Pretenders to the Throne
Retro-pop sensations MGMT take time out from hanging with movie stars and partying like its 1979 to talk about their overnight success.
Ed Power, 04 Dec 2008

SUDDENLY ON THE SIDES OF BUSES
Andrew Vanwyngarden wants to die. Spread-eagled on a couch amidst the vintage splendour of Dublin’s Library Bar, the MGMT frontman is suffering the mother of all hangovers. When his chicken soup arrives, you fear he might actually plonk head first into the broth and start dozing.
“We were up pretty late last night,” explains his MGMT partner Ben Goldwasser. “You know, the life we lead gets surreal.
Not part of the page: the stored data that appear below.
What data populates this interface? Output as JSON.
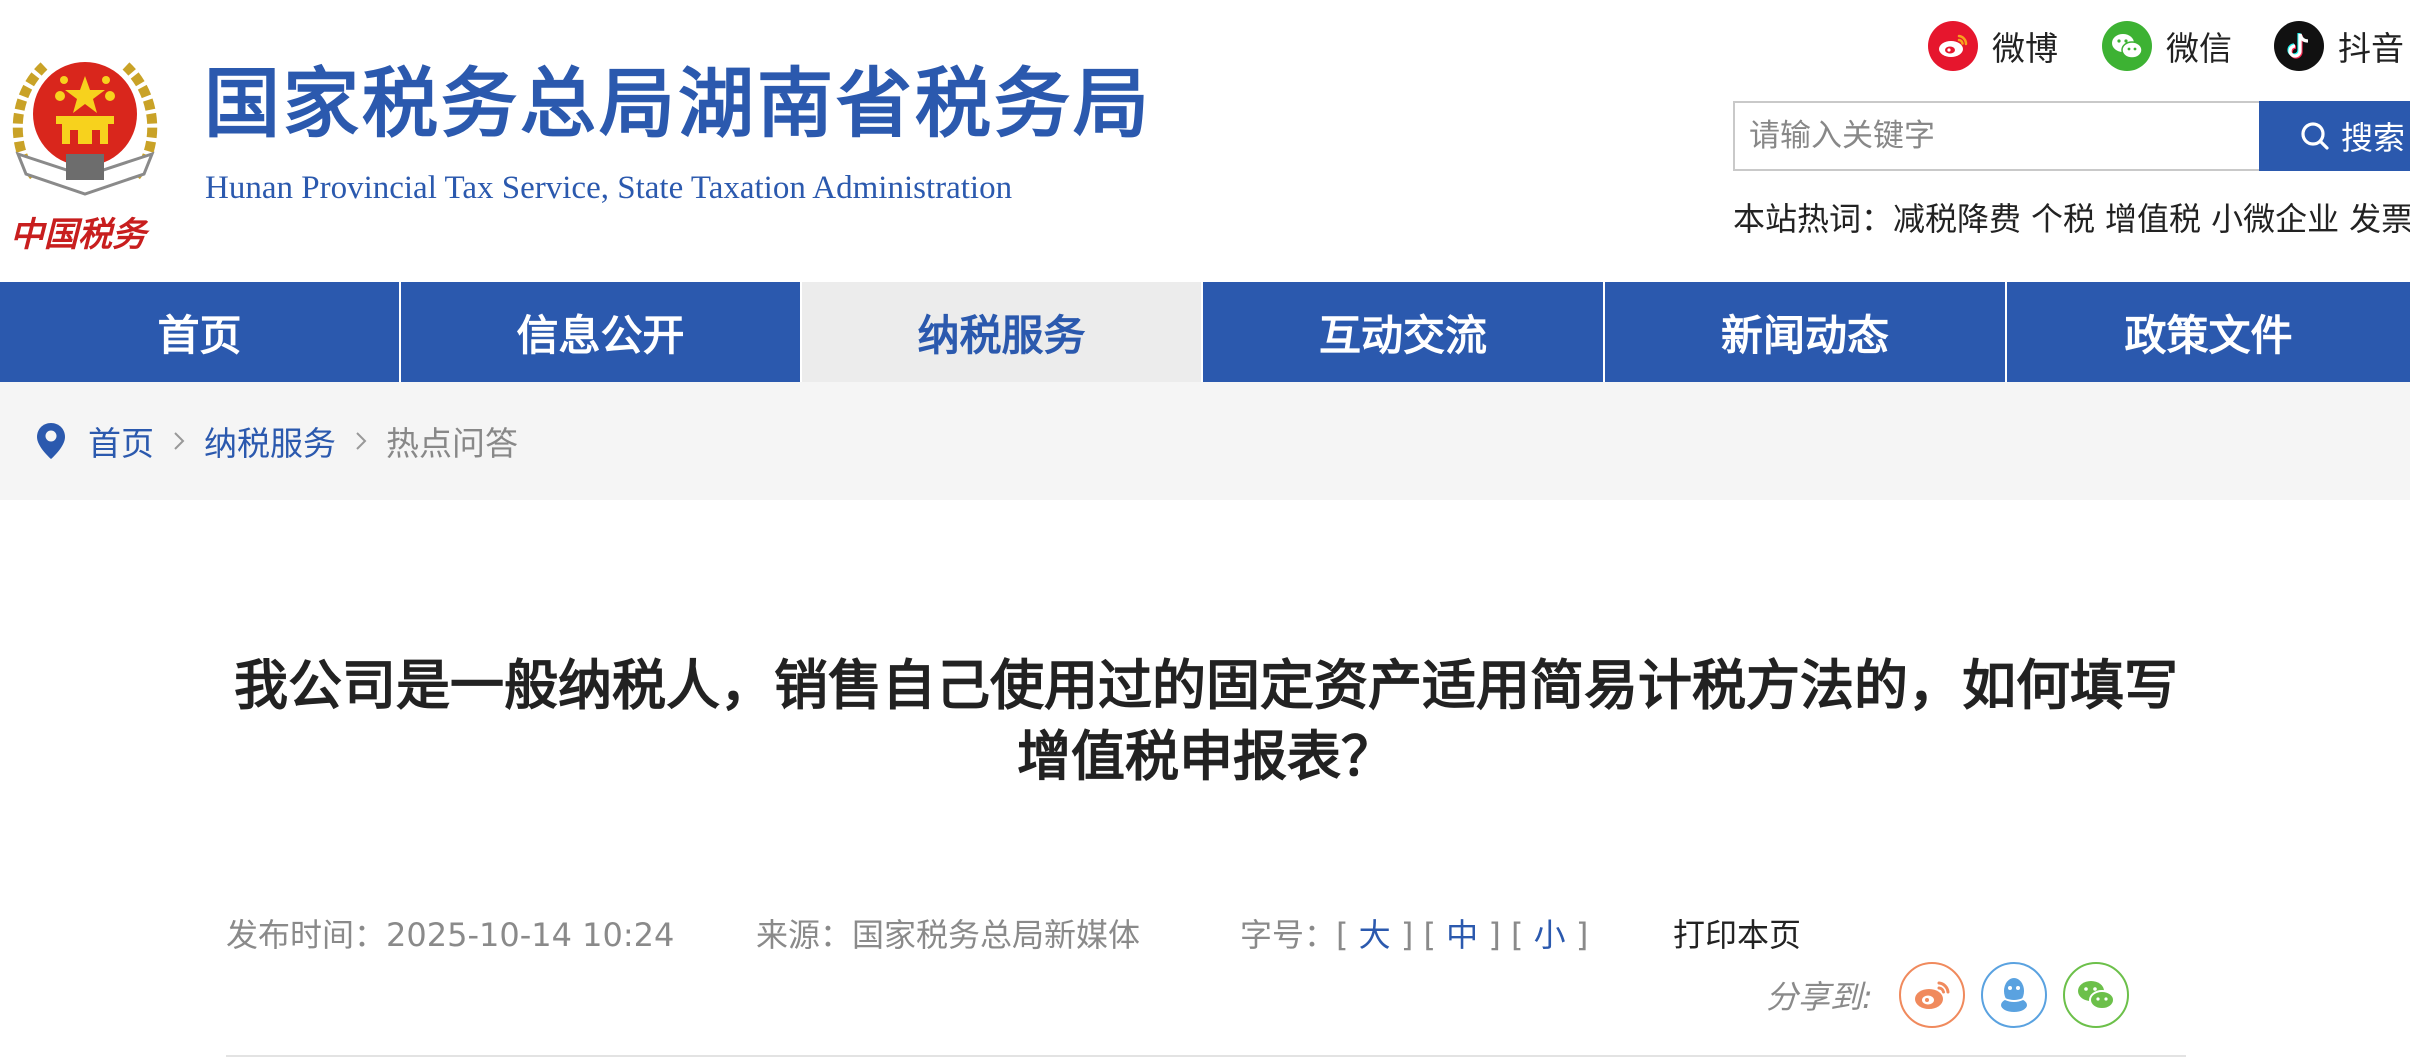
{
  "header": {
    "site_title": "国家税务总局湖南省税务局",
    "site_subtitle": "Hunan Provincial  Tax Service,  State Taxation Administration",
    "logo_text": "中国税务",
    "social": [
      {
        "label": "微博",
        "icon": "weibo-icon",
        "color": "#e6162d"
      },
      {
        "label": "微信",
        "icon": "wechat-icon",
        "color": "#3db233"
      },
      {
        "label": "抖音",
        "icon": "douyin-icon",
        "color": "#111111"
      }
    ],
    "search": {
      "placeholder": "请输入关键字",
      "button_label": "搜索"
    },
    "hotwords": {
      "prefix": "本站热词：",
      "items": [
        "减税降费",
        "个税",
        "增值税",
        "小微企业",
        "发票"
      ]
    }
  },
  "nav": {
    "items": [
      {
        "label": "首页",
        "active": false
      },
      {
        "label": "信息公开",
        "active": false
      },
      {
        "label": "纳税服务",
        "active": true
      },
      {
        "label": "互动交流",
        "active": false
      },
      {
        "label": "新闻动态",
        "active": false
      },
      {
        "label": "政策文件",
        "active": false
      }
    ]
  },
  "breadcrumb": {
    "items": [
      "首页",
      "纳税服务",
      "热点问答"
    ]
  },
  "article": {
    "title": "我公司是一般纳税人，销售自己使用过的固定资产适用简易计税方法的，如何填写增值税申报表？",
    "publish_label": "发布时间：",
    "publish_time": "2025-10-14 10:24",
    "source_label": "来源：",
    "source": "国家税务总局新媒体",
    "font_label": "字号：",
    "font_sizes": [
      "大",
      "中",
      "小"
    ],
    "print_label": "打印本页",
    "share_label": "分享到:",
    "share_targets": [
      "weibo-share-icon",
      "qq-share-icon",
      "wechat-share-icon"
    ]
  },
  "colors": {
    "brand_blue": "#2b59ae",
    "nav_active_bg": "#ececec",
    "breadcrumb_bg": "#f5f5f5"
  }
}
I call my girlfriend and she asks me how my day was and it’s like: ‘Well, we did a photoshoot and then played a festival and then we were driven to an interview and then we did some TV – so what did you get up to, honey?’”
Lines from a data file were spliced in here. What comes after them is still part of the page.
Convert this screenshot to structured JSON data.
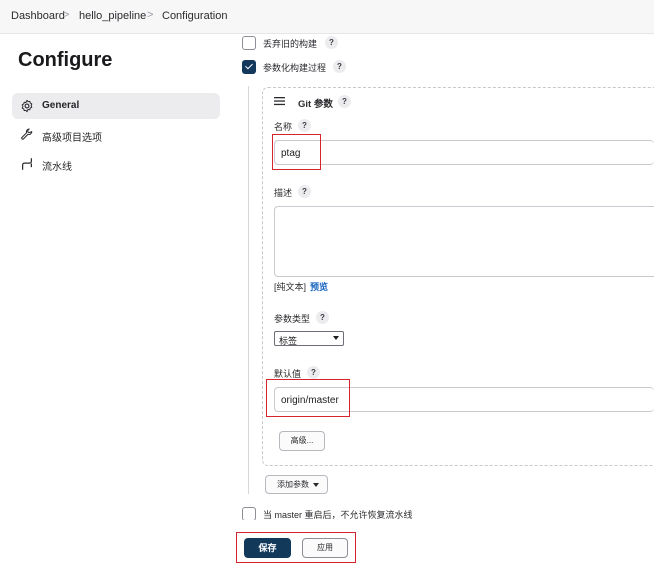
{
  "breadcrumb": {
    "items": [
      "Dashboard",
      "hello_pipeline",
      "Configuration"
    ],
    "separator": ">"
  },
  "sidebar": {
    "title": "Configure",
    "items": [
      {
        "label": "General",
        "icon": "gear-icon",
        "active": true
      },
      {
        "label": "高级项目选项",
        "icon": "wrench-icon",
        "active": false
      },
      {
        "label": "流水线",
        "icon": "pipeline-icon",
        "active": false
      }
    ]
  },
  "options": {
    "discard_builds": {
      "label": "丢弃旧的构建",
      "checked": false
    },
    "parameterized": {
      "label": "参数化构建过程",
      "checked": true
    },
    "no_resume": {
      "label": "当 master 重启后，不允许恢复流水线",
      "checked": false
    }
  },
  "help_label": "?",
  "git_param": {
    "header": "Git 参数",
    "name_label": "名称",
    "name_value": "ptag",
    "desc_label": "描述",
    "desc_value": "",
    "plain_text": "[纯文本]",
    "preview_link": "预览",
    "type_label": "参数类型",
    "type_value": "标签",
    "default_label": "默认值",
    "default_value": "origin/master",
    "advanced_button": "高级..."
  },
  "add_param_button": "添加参数",
  "footer": {
    "save": "保存",
    "apply": "应用"
  },
  "colors": {
    "primary": "#12385a",
    "highlight": "#d6242d",
    "link": "#1664c0"
  }
}
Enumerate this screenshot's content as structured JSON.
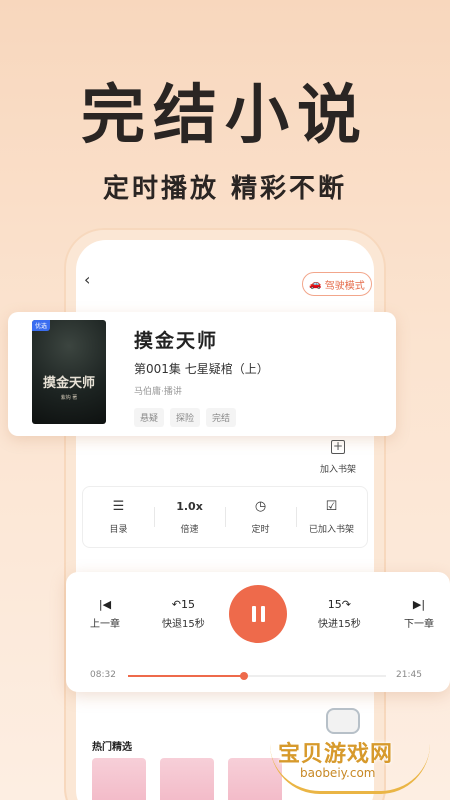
{
  "hero": {
    "title": "完结小说",
    "subtitle": "定时播放 精彩不断"
  },
  "header": {
    "back_icon": "‹",
    "drive_mode_label": "驾驶模式"
  },
  "book": {
    "cover_badge": "优选",
    "cover_title": "摸金天师",
    "cover_author": "紫钩 著",
    "title": "摸金天师",
    "chapter": "第001集  七星疑棺（上）",
    "narrator": "马伯庸·播讲",
    "tags": [
      "悬疑",
      "探险",
      "完结"
    ]
  },
  "add_shelf_label": "加入书架",
  "controls": [
    {
      "icon": "☰",
      "label": "目录"
    },
    {
      "icon": "1.0x",
      "label": "倍速"
    },
    {
      "icon": "◷",
      "label": "定时"
    },
    {
      "icon": "☑",
      "label": "已加入书架"
    }
  ],
  "player": {
    "prev_label": "上一章",
    "back15_icon": "↶15",
    "back15_label": "快退15秒",
    "fwd15_icon": "15↷",
    "fwd15_label": "快进15秒",
    "next_label": "下一章",
    "current_time": "08:32",
    "total_time": "21:45",
    "progress": 0.45
  },
  "section_title": "热门精选",
  "watermark": {
    "text": "宝贝游戏网",
    "url": "baobeiy.com"
  },
  "colors": {
    "accent": "#ee6a4b",
    "background": "#f8d7bd"
  }
}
You’ll forgive the Brooklyn twosome if they feel their feet have barely touched the floor this past year. Since the release last March of their wickedly catchy debut single ‘Time To Pretend’, MGMT (pronounced ‘M G M T’ by the way: Goldwasser and Vanwyngarden ceased trading as ‘The Management’ when a group of the same name threatened to sue) have hopscotched to the top of Planet Indie. The months since have been a blur: they’ve partied with Kelly Osbourne, shot the breeze backstage with Kirsten Dunst, opened for Radiohead, toured America with Beck and sold an astonishing 30,000 albums in Ireland alone, where ‘Time To Pretend’ and super-freaky follow-up ‘Electric Feel’ have taken up permanent residency on the airwaves. If you visited New York last summer, you might even have caught sight of their mugs, looming down from passing buses. MGMT may be big everywhere but in Manhattan they’re literally 20 feet tall.
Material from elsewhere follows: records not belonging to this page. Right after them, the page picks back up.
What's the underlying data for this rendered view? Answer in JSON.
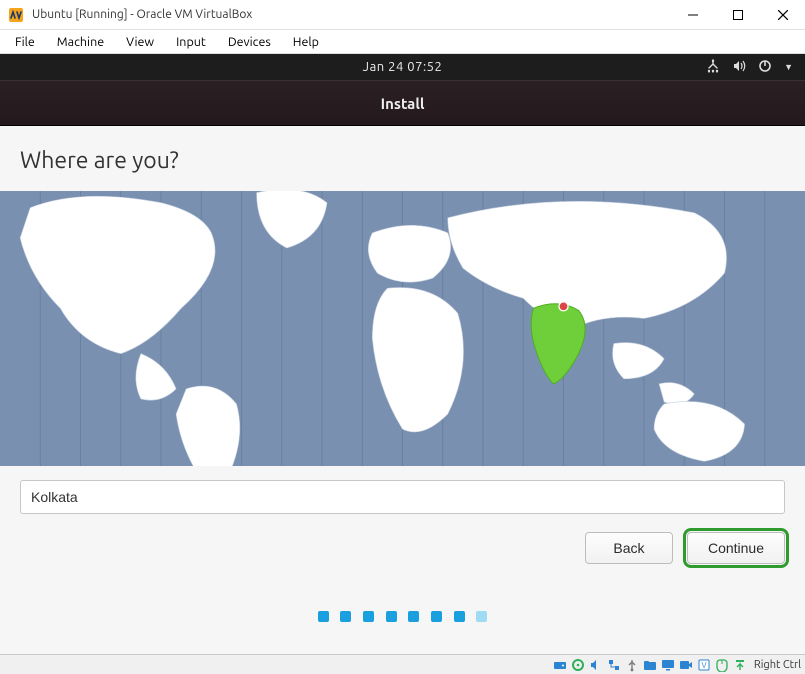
{
  "window": {
    "title": "Ubuntu [Running] - Oracle VM VirtualBox"
  },
  "host_menu": [
    "File",
    "Machine",
    "View",
    "Input",
    "Devices",
    "Help"
  ],
  "gnome": {
    "clock": "Jan 24  07:52"
  },
  "installer": {
    "header": "Install",
    "heading": "Where are you?",
    "timezone_value": "Kolkata",
    "back_label": "Back",
    "continue_label": "Continue",
    "selected_region": "India",
    "progress_total": 8,
    "progress_current": 8
  },
  "host_status": {
    "capture_key": "Right Ctrl"
  },
  "colors": {
    "map_ocean": "#7a90b0",
    "map_land": "#ffffff",
    "map_highlight": "#6fcf3a",
    "accent": "#1aa0de",
    "continue_outline": "#2e9b2e"
  }
}
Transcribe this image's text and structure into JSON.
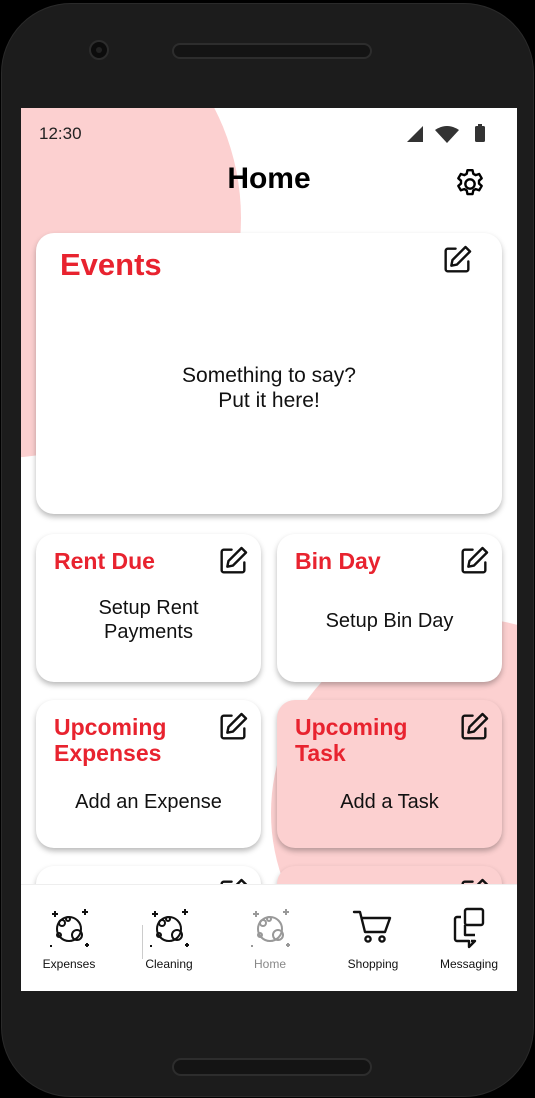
{
  "status": {
    "time": "12:30"
  },
  "header": {
    "title": "Home"
  },
  "cards": {
    "events": {
      "title": "Events",
      "body_line1": "Something to say?",
      "body_line2": "Put it here!"
    },
    "rent": {
      "title": "Rent Due",
      "body_line1": "Setup Rent",
      "body_line2": "Payments"
    },
    "bin": {
      "title": "Bin Day",
      "body": "Setup Bin Day"
    },
    "expenses": {
      "title_line1": "Upcoming",
      "title_line2": "Expenses",
      "body": "Add an Expense"
    },
    "task": {
      "title_line1": "Upcoming",
      "title_line2": "Task",
      "body": "Add a Task"
    }
  },
  "nav": {
    "items": [
      {
        "label": "Expenses",
        "icon": "bubbles-icon"
      },
      {
        "label": "Cleaning",
        "icon": "bubbles-icon"
      },
      {
        "label": "Home",
        "icon": "bubbles-icon",
        "active": true
      },
      {
        "label": "Shopping",
        "icon": "cart-icon"
      },
      {
        "label": "Messaging",
        "icon": "messaging-icon"
      }
    ]
  },
  "colors": {
    "accent": "#e8232f",
    "blob": "#fcd0d0",
    "active_nav": "#888888"
  }
}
“Oh man – the Converse ads,” giggles Goldwasser. “That was frickin’ weird. Our manager asked if we wanted to do a photoshoot for Converse and we were like ‘yeah, that’s cool, whatever’. Then on tour, we kept receiving emails from our friends: ‘I was walking through the Village today and I saw your picture on the back of the bus’. Like, what the fuck? When we got back to New York, I remember clearly, getting off the subway at Union Square – and there we were, on this poster next to Pharrell Williams and Julian Casablancas. I guess people were going, ‘Well there’s Pharrell, there’s the dude from The Strokes – hey, who the fuck are those two guys?’ I looked like a hobo Michael Jackson.”